Resilience is about people, not technocrats

How to translate resilience theory into actions within urban contexts?

This was the main question addressed by Resilient Cities 2016 first Subplenary on “Advancing global frameworks through local action”, which took place on 6 July at 2.30 pm.

Matthias Garschagen, Head of Vulnerability Assessment at the United Nations University Institute for Environment and Human Security (UNU-EHS), facilitated the session, starting from three questions to the panel:

  1. How is urban risk addressed in the Paris Agreement, the Habitat 3 Zero Draft and the Sendai Framework on Disaster Risk Response?
  2. To what extent does resilience take into account transformative change in the political economy of risk, particularly in the Global South?
  3. What are the opportunities and risks associated with resilience? How can we assure that city level commitments to resilience address broader concerns around poverty, well-being and social justice?

Garschagen offered a provocation, noting that “the urban risk discourse is increasingly framed as a technocratic problem. It lacks a critique of the deeper political economy of risk production under conditions of urbanization, modernization and development”. Most of the following remarks from speakers and the audience addressed this issue from different angles.

Jerry Velasquez, Chief of Advocacy and Outreach at the United Nations Office for Disaster Risk Reduction (UNISDR), focused on the new positive features of the Sendai framework, especially highlighting the need for political accountability and inclusiveness.
“Being inclusive and tapping into the innovation potential of communities at risk is the only way to address urban resilience”, he said. “Banning the concept of vulnerable communities, Sendai empowers them to be partners of those trying to help them build resilience”.

Robert Kehew, Unit Leader of the Climate Change Planning Unit at the United Nations Human Settlements Programme, (UN-Habitat), explained how the New Urban Agenda, currently discussed in the form of the Habitat III Zero Draft, approaches resilience: the need to shift from reactive to proactive mode; the need to enable households, communities, institutions and services to resist, absorb, adapt to and rapidly recover from stresses; the need to build back better and have an “all society” approach.

Laureline Krichewsky-Simon, Associate Programme Officer of the Adaptation Programme at the United Nations Climate Change Secretariat (UNFCCC), illustrated what the Paris agreement says and what it doesn’t say about resilience.
Although the Agreement makes no specific mention to urban resilience, it addresses the framework in which resilience needs to be planned and the challenges it encounters.
Krichewsky-Simon acknowledged that without non-Party stakeholders, including local governments and civil society, “the Paris agreement would never have happened in its current form”.

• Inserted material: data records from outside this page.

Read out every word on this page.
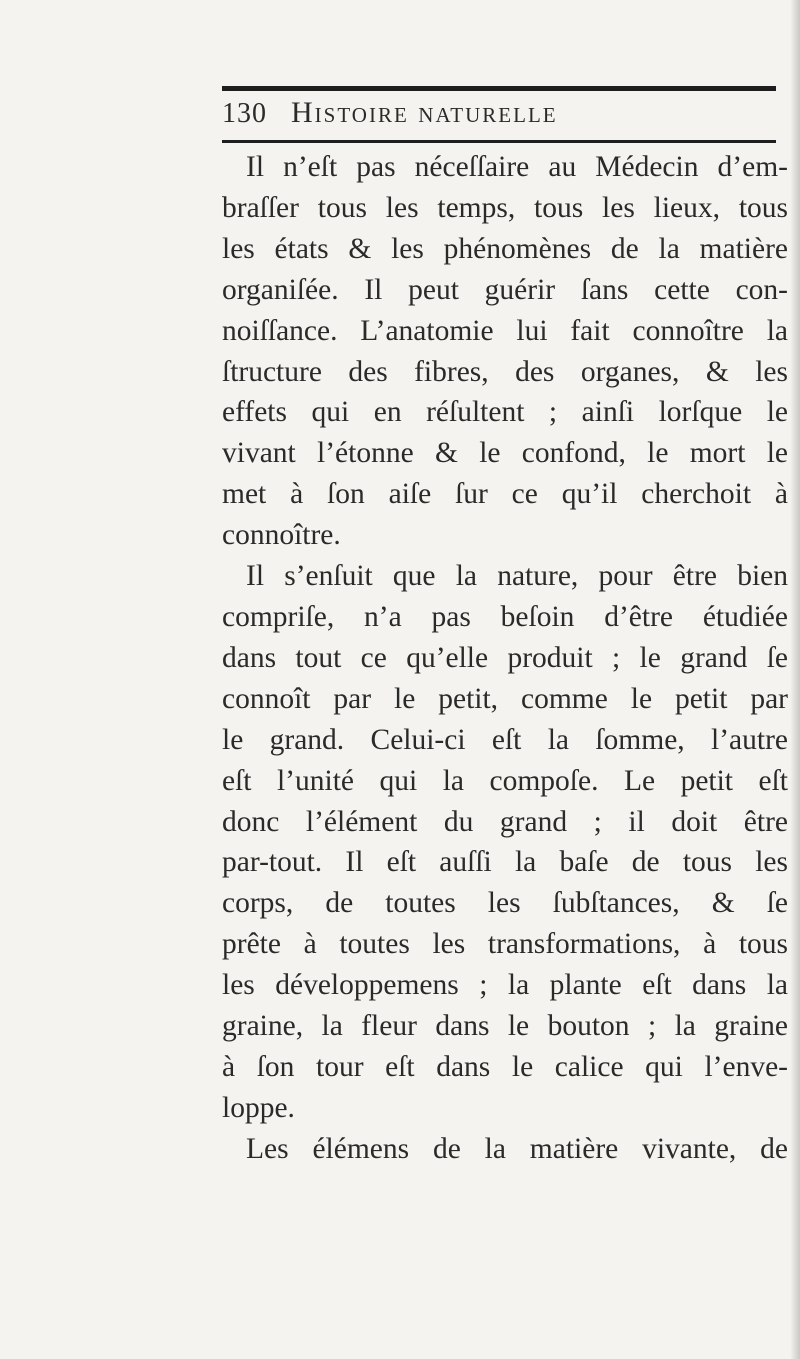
130 Histoire naturelle
Il n’eſt pas néceſſaire au Médecin d’em-
braſſer tous les temps, tous les lieux, tous
les états & les phénomènes de la matière
organiſée. Il peut guérir ſans cette con-
noiſſance. L’anatomie lui fait connoître la
ſtructure des fibres, des organes, & les
effets qui en réſultent ; ainſi lorſque le
vivant l’étonne & le confond, le mort le
met à ſon aiſe ſur ce qu’il cherchoit à
connoître.
Il s’enſuit que la nature, pour être bien
compriſe, n’a pas beſoin d’être étudiée
dans tout ce qu’elle produit ; le grand ſe
connoît par le petit, comme le petit par
le grand. Celui-ci eſt la ſomme, l’autre
eſt l’unité qui la compoſe. Le petit eſt
donc l’élément du grand ; il doit être
par-tout. Il eſt auſſi la baſe de tous les
corps, de toutes les ſubſtances, & ſe
prête à toutes les transformations, à tous
les développemens ; la plante eſt dans la
graine, la fleur dans le bouton ; la graine
à ſon tour eſt dans le calice qui l’enve-
loppe.
Les élémens de la matière vivante, de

Christoph Graf von Waldersee, Program Finance Director of The Ecological Sequestration Trust (TEST), made clear that “safe water, clean air, good health, basic education and green space cannot be replaced”, calling for “a new social contract -or “Grand Bargain”- on social well-being achieved through transparent and sustainable public services”.

David Dodman, Director of the Human Settlements Group at the International Institute for Environment and Development (IIED), addressed the importance of inclusive engagement processes and pointed out that “citizens can use politics as a way to take ownership of action on a local level, judging candidates based on their commitments and holding them accountable when they’re in elected office”.

Among the questions and remarks from the audience were those of Ofelia Bagotlo, of the Homeless Federation of the Philippines, and Dr. Pusadee Tamthai, Deputy Governor of Bangkok, who both addressed the need for concrete channels to boost grass-root involvement and communities’ participation.

The final debate focused on the social and political value of resilience in urban environments. As Mike Bird, Director of WIEGO, put it, “resilience is about people”.